/scrubber

Enumerate conformational, protomeric, and pH-related microstates for docking with AutoDock

Primary LanguagePythonGNU General Public License v3.0GPL-3.0

Scrubber

Process large numbers of small molecules for docking with AutoDock. May be useful for structure-based modeling in general.

What happens:

  • generate 3D coordinates using RDKit's ETKDGv3 and UFF minimization
  • enumerate tautomers (aiming at low energy states only)
  • enumerate pH corrections
  • convert boats to chairs (6-member rings) and enumerate both chair states
  • enumerate chiral centers (not implemented right now)

Installation

conda activate <desired-environment>    # if you are using conda environments

git clone git@github.com:forlilab/scrubber.git
cd scrubber
pip install -e .

Depends on the RDKit, which can be installed from conda-forge in the desired environment:

conda activate <desired-environment>
conda install rdkit -c conda-forge

Python scripting

from rdkit import Chem
from scrubber import Scrub

scrub = Scrub(
    ph_low=7.4,
    ph_high=7.4,
)

mol = Chem.MolFromSmiles("Clc1c(OCCC3)c3ccc1C(=O)Nc2nc[nH]c2")

# each state (e.g. tautomer) an rdkit mol and may have multiple conformers
for mol_state in scrub(mol):
    print(Chem.MolToSmiles(mol_state), "nr conformers: %d" % mol_state.GetNumConformers())
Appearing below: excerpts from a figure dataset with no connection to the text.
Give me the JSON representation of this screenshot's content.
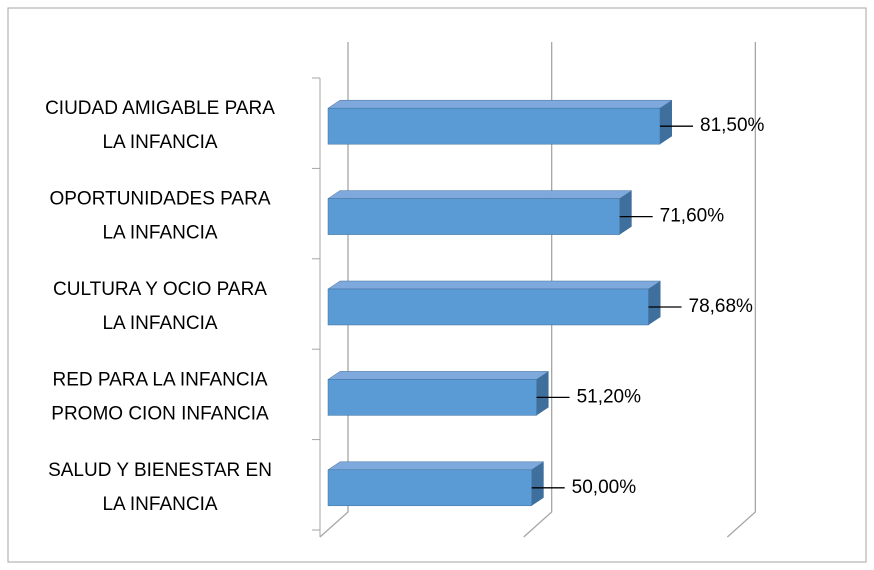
{
  "chart_data": {
    "type": "bar3d_horizontal",
    "categories": [
      [
        "CIUDAD AMIGABLE PARA",
        "LA INFANCIA"
      ],
      [
        "OPORTUNIDADES PARA",
        "LA INFANCIA"
      ],
      [
        "CULTURA Y OCIO PARA",
        "LA INFANCIA"
      ],
      [
        "RED PARA LA INFANCIA",
        "PROMO CION INFANCIA"
      ],
      [
        "SALUD Y BIENESTAR EN",
        "LA INFANCIA"
      ]
    ],
    "values": [
      81.5,
      71.6,
      78.68,
      51.2,
      50.0
    ],
    "value_labels": [
      "81,50%",
      "71,60%",
      "78,68%",
      "51,20%",
      "50,00%"
    ],
    "color": "#5b9bd5",
    "xlim": [
      0,
      100
    ],
    "xticks": [
      0,
      50,
      100
    ],
    "grid": true
  }
}
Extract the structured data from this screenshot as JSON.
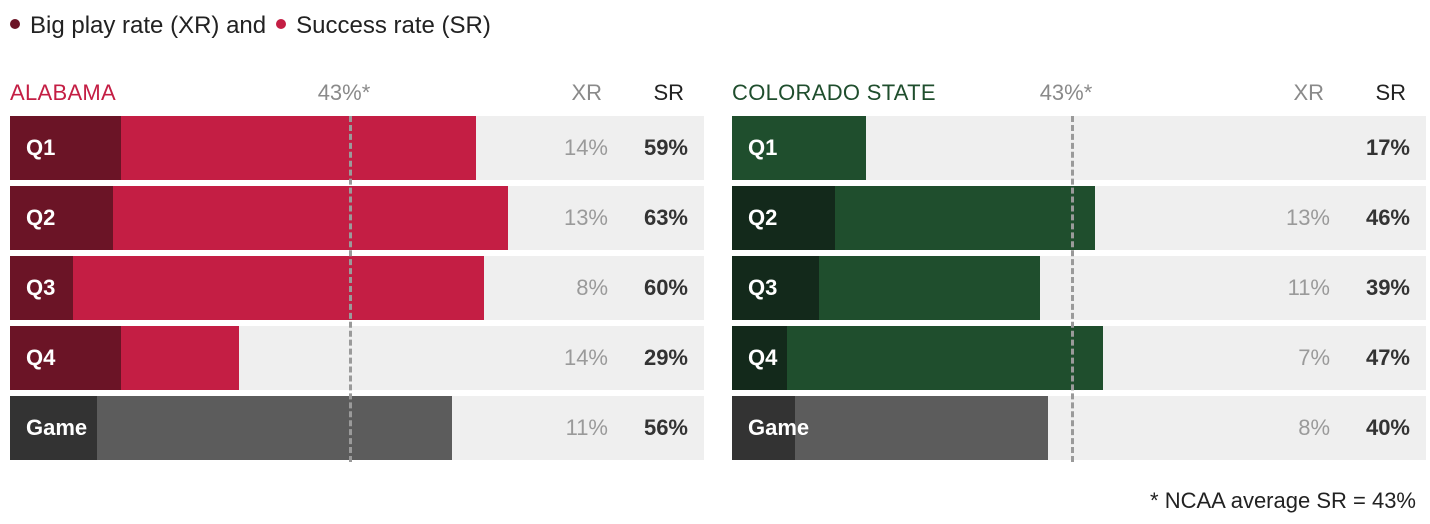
{
  "legend": {
    "xr_label": "Big play rate (XR) and",
    "sr_label": "Success rate (SR)",
    "xr_color": "#6b1426",
    "sr_color": "#c41e44"
  },
  "footnote": "* NCAA average SR = 43%",
  "chart_data": [
    {
      "type": "bar",
      "title": "ALABAMA",
      "average_label": "43%*",
      "average_sr": 43,
      "col_xr": "XR",
      "col_sr": "SR",
      "colors": {
        "xr": "#6b1426",
        "sr": "#c41e44",
        "game_xr": "#333333",
        "game_sr": "#5c5c5c",
        "title": "#c41e44"
      },
      "categories": [
        "Q1",
        "Q2",
        "Q3",
        "Q4",
        "Game"
      ],
      "series": [
        {
          "name": "XR",
          "values": [
            14,
            13,
            8,
            14,
            11
          ],
          "labels": [
            "14%",
            "13%",
            "8%",
            "14%",
            "11%"
          ]
        },
        {
          "name": "SR",
          "values": [
            59,
            63,
            60,
            29,
            56
          ],
          "labels": [
            "59%",
            "63%",
            "60%",
            "29%",
            "56%"
          ]
        }
      ]
    },
    {
      "type": "bar",
      "title": "COLORADO STATE",
      "average_label": "43%*",
      "average_sr": 43,
      "col_xr": "XR",
      "col_sr": "SR",
      "colors": {
        "xr": "#13291b",
        "sr": "#1f4e2d",
        "game_xr": "#333333",
        "game_sr": "#5c5c5c",
        "title": "#1f4e2d"
      },
      "categories": [
        "Q1",
        "Q2",
        "Q3",
        "Q4",
        "Game"
      ],
      "series": [
        {
          "name": "XR",
          "values": [
            0,
            13,
            11,
            7,
            8
          ],
          "labels": [
            "",
            "13%",
            "11%",
            "7%",
            "8%"
          ]
        },
        {
          "name": "SR",
          "values": [
            17,
            46,
            39,
            47,
            40
          ],
          "labels": [
            "17%",
            "46%",
            "39%",
            "47%",
            "40%"
          ]
        }
      ]
    }
  ]
}
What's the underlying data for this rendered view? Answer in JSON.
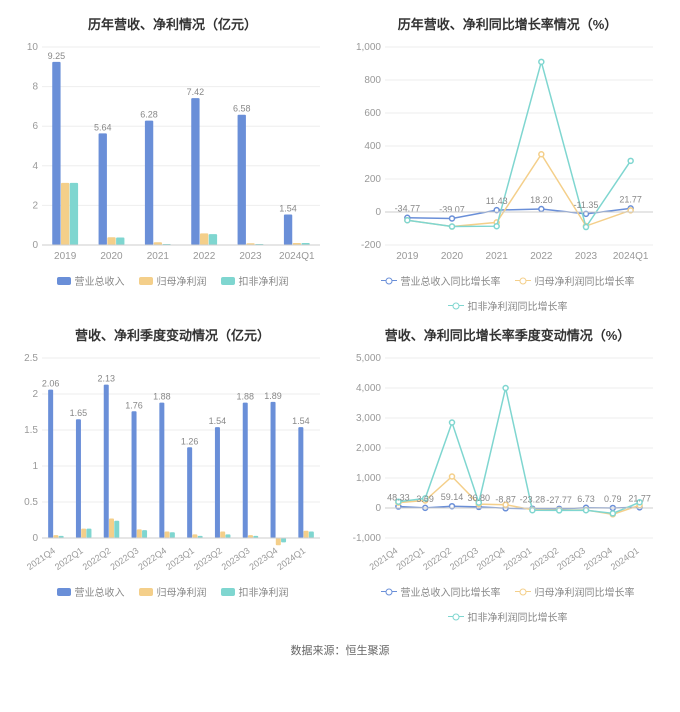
{
  "colors": {
    "revenue": "#6a8fd8",
    "net_profit": "#f4cf8a",
    "non_recurring": "#7fd6d0",
    "grid": "#eeeeee",
    "axis": "#cccccc",
    "text": "#999999",
    "bg": "#ffffff"
  },
  "legend_labels": {
    "bars": [
      "营业总收入",
      "归母净利润",
      "扣非净利润"
    ],
    "lines": [
      "营业总收入同比增长率",
      "归母净利润同比增长率",
      "扣非净利润同比增长率"
    ]
  },
  "top_left": {
    "title": "历年营收、净利情况（亿元）",
    "categories": [
      "2019",
      "2020",
      "2021",
      "2022",
      "2023",
      "2024Q1"
    ],
    "revenue": [
      9.25,
      5.64,
      6.28,
      7.42,
      6.58,
      1.54
    ],
    "net_profit": [
      3.14,
      0.39,
      0.14,
      0.59,
      0.09,
      0.1
    ],
    "non_recurring": [
      3.14,
      0.38,
      0.05,
      0.55,
      0.05,
      0.1
    ],
    "ymin": 0,
    "ymax": 10,
    "ystep": 2,
    "value_labels": [
      9.25,
      5.64,
      6.28,
      7.42,
      6.58,
      1.54
    ]
  },
  "top_right": {
    "title": "历年营收、净利同比增长率情况（%）",
    "categories": [
      "2019",
      "2020",
      "2021",
      "2022",
      "2023",
      "2024Q1"
    ],
    "revenue_growth": [
      -34.77,
      -39.07,
      11.43,
      18.2,
      -11.35,
      21.77
    ],
    "net_profit_growth": [
      -50,
      -88,
      -63,
      350,
      -85,
      10
    ],
    "non_recurring_growth": [
      -50,
      -88,
      -86,
      910,
      -91,
      310
    ],
    "ymin": -200,
    "ymax": 1000,
    "ystep": 200,
    "value_labels": [
      -34.77,
      -39.07,
      11.43,
      18.2,
      -11.35,
      21.77
    ]
  },
  "bottom_left": {
    "title": "营收、净利季度变动情况（亿元）",
    "categories": [
      "2021Q4",
      "2022Q1",
      "2022Q2",
      "2022Q3",
      "2022Q4",
      "2023Q1",
      "2023Q2",
      "2023Q3",
      "2023Q4",
      "2024Q1"
    ],
    "revenue": [
      2.06,
      1.65,
      2.13,
      1.76,
      1.88,
      1.26,
      1.54,
      1.88,
      1.89,
      1.54
    ],
    "net_profit": [
      0.04,
      0.13,
      0.27,
      0.12,
      0.09,
      0.05,
      0.09,
      0.04,
      -0.1,
      0.1
    ],
    "non_recurring": [
      0.03,
      0.13,
      0.24,
      0.11,
      0.08,
      0.03,
      0.05,
      0.03,
      -0.06,
      0.09
    ],
    "ymin": 0,
    "ymax": 2.5,
    "ystep": 0.5,
    "value_labels": [
      2.06,
      1.65,
      2.13,
      1.76,
      1.88,
      1.26,
      1.54,
      1.88,
      1.89,
      1.54
    ]
  },
  "bottom_right": {
    "title": "营收、净利同比增长率季度变动情况（%）",
    "categories": [
      "2021Q4",
      "2022Q1",
      "2022Q2",
      "2022Q3",
      "2022Q4",
      "2023Q1",
      "2023Q2",
      "2023Q3",
      "2023Q4",
      "2024Q1"
    ],
    "revenue_growth": [
      48.33,
      3.69,
      59.14,
      36.8,
      -8.87,
      -23.28,
      -27.77,
      6.73,
      0.79,
      21.77
    ],
    "net_profit_growth": [
      180,
      250,
      1050,
      130,
      110,
      -60,
      -65,
      -65,
      -210,
      90
    ],
    "non_recurring_growth": [
      210,
      320,
      2850,
      180,
      4000,
      -75,
      -80,
      -75,
      -180,
      190
    ],
    "ymin": -1000,
    "ymax": 5000,
    "ystep": 1000,
    "value_labels": [
      48.33,
      3.69,
      59.14,
      36.8,
      -8.87,
      -23.28,
      -27.77,
      6.73,
      0.79,
      21.77
    ]
  },
  "footer": "数据来源：恒生聚源"
}
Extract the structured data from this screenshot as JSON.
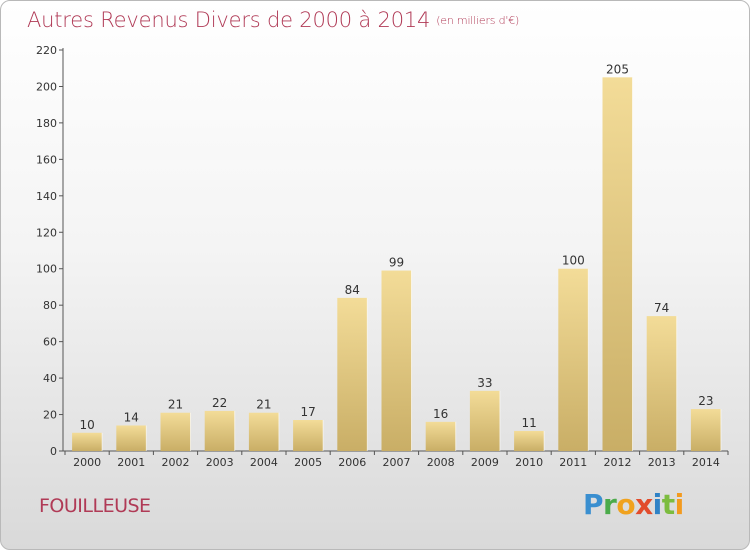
{
  "header": {
    "title": "Autres Revenus Divers de 2000 à 2014",
    "unit": "(en milliers d'€)"
  },
  "footer": {
    "commune": "FOUILLEUSE",
    "logo": "Proxiti"
  },
  "colors": {
    "title": "#b03a56",
    "bar_light": "#f3dc98",
    "bar_dark": "#c9ae66",
    "axis": "#555555"
  },
  "chart_data": {
    "type": "bar",
    "title": "Autres Revenus Divers de 2000 à 2014",
    "subtitle": "(en milliers d'€)",
    "xlabel": "",
    "ylabel": "",
    "categories": [
      "2000",
      "2001",
      "2002",
      "2003",
      "2004",
      "2005",
      "2006",
      "2007",
      "2008",
      "2009",
      "2010",
      "2011",
      "2012",
      "2013",
      "2014"
    ],
    "values": [
      10,
      14,
      21,
      22,
      21,
      17,
      84,
      99,
      16,
      33,
      11,
      100,
      205,
      74,
      23
    ],
    "yticks": [
      0,
      20,
      40,
      60,
      80,
      100,
      120,
      140,
      160,
      180,
      200,
      220
    ],
    "ylim": [
      0,
      220
    ],
    "grid": false,
    "legend": "none",
    "data_labels": true
  }
}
Command line tool examples

scrub.py "c1cc[nH]c(=O)c1" -o scrubbed.sdf --pH 5 --skip_gen3d
scrub.py input_mols.sdf -o scrubbed.sdf
scrub.py input_mols.smi -o scrubbed.sdf

Other options described in the help message:

scrub.py -h

Where "input_mols.smi" can look like this:

CC(=O)O aceticacid
CN(C)C trimethylamine 
Clc1cc(O)ccc1C(=O)Nc2nc[nH]c2 hello_mol
c1cccc1 rdkit_will_cry
CCC good4bbq
CCO alsogood4bbq
c1cccnc1CC(=O)C a_ketone